Hex is a connection game. The game can never end in a draw (tie), in other words, Hex is also a "determined game".
Hex is a finite, perfect information game, and an abstract strategy game that belongs to the general category of connection games. Hex is a special case of the "node" version of the Shannon switching game.
As a product, Hex is a board game; it may also be played with paper and pencil.
John Nash was the first to prove that Hex cannot end in a draw, a non-trivial result colloquially called the "Hex theorem."
In 1976, Shimon Even and Robert Tarjan proved that determining whether a position in a game of generalized Hex played on arbitrary graphs is a winning position is PSPACE-complete.

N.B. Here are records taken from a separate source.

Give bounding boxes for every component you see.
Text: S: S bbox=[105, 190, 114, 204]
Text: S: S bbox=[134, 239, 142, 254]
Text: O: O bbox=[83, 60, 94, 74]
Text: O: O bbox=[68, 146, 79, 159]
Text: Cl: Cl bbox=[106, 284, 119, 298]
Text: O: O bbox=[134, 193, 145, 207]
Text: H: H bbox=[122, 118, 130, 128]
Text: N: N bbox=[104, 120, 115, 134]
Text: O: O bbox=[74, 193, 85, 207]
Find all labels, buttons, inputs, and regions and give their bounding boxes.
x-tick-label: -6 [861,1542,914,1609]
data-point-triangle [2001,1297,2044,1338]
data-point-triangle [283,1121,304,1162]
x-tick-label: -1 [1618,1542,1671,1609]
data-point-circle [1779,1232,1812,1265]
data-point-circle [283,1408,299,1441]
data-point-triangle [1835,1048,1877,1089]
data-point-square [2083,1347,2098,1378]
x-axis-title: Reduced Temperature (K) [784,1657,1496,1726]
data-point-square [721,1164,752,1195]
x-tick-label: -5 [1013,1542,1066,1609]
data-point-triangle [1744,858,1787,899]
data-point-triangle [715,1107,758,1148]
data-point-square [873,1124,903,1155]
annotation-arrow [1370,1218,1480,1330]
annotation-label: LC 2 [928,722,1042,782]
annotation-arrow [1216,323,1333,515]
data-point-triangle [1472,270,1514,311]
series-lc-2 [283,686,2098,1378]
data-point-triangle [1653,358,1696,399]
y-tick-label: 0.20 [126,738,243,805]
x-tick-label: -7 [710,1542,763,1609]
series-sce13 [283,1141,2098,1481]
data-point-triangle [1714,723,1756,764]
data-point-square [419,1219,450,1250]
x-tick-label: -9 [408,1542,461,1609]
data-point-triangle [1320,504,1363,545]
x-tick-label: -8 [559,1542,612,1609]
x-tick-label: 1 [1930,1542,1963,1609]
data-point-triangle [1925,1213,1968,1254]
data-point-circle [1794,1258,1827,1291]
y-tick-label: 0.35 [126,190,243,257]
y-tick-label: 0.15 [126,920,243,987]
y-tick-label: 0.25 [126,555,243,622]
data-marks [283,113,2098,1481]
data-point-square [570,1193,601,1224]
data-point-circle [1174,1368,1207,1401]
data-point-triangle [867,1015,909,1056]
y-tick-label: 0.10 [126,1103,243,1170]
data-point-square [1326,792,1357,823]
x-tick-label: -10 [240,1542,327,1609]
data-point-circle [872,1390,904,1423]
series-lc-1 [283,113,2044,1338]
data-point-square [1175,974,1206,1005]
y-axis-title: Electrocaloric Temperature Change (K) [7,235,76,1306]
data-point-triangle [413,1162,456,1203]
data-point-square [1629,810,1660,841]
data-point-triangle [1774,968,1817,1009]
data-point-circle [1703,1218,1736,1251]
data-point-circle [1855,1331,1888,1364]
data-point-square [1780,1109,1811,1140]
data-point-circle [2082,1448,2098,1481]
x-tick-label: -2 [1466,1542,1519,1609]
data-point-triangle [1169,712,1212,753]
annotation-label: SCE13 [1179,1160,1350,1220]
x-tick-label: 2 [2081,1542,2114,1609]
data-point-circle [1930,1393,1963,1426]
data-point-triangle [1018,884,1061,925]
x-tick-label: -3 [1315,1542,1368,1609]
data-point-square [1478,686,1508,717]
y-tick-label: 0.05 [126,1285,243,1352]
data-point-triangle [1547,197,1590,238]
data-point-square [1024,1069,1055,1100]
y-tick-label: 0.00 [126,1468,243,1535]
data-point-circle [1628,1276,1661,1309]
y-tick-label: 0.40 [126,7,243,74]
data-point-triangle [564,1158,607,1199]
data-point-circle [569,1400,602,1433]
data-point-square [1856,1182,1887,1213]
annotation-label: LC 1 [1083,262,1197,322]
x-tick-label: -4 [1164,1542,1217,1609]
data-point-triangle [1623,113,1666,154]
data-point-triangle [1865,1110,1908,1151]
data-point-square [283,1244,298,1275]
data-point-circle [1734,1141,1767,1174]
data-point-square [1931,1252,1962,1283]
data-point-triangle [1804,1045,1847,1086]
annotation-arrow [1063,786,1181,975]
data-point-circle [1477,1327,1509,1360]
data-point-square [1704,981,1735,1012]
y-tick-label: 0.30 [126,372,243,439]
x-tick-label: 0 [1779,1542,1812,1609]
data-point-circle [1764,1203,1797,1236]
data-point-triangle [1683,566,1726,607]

Due to the simplicity of the rules and its computation hardness, Hex is a very popular adversarial game in Artificial Intelligence.
A Hex game follows simple rules:
- Each player plays one after the other by placing a coloured hex on the board.
- The first to connect the two sides of his colour win.
- You cannot play on a player tile.
An adversarial game where two or more players plays against each other. These types of games are very hard to solve due to their combinatorial explosion.
To solve this issue, AI researcher came up with a search algorithm combined with a heuristic function. The search algorithm will explore the tree of the possibilities to evaluate what is the best move to execute. As the number of future possible moves is too large, the heuristic function will help to search only in relevant part of the tree.
Depending on the type of algorithm, the heuristic function can change a lot. Good heuristic functions are not trivial to find, it requires expert knowledge.
Regarding the Hex game, there are different approaches. To give you somewhere to start I will give you two common approaches:
- Minimax algorithm combined with a heuristic evaluating the quality of the move
- Approach based on pattern recognition.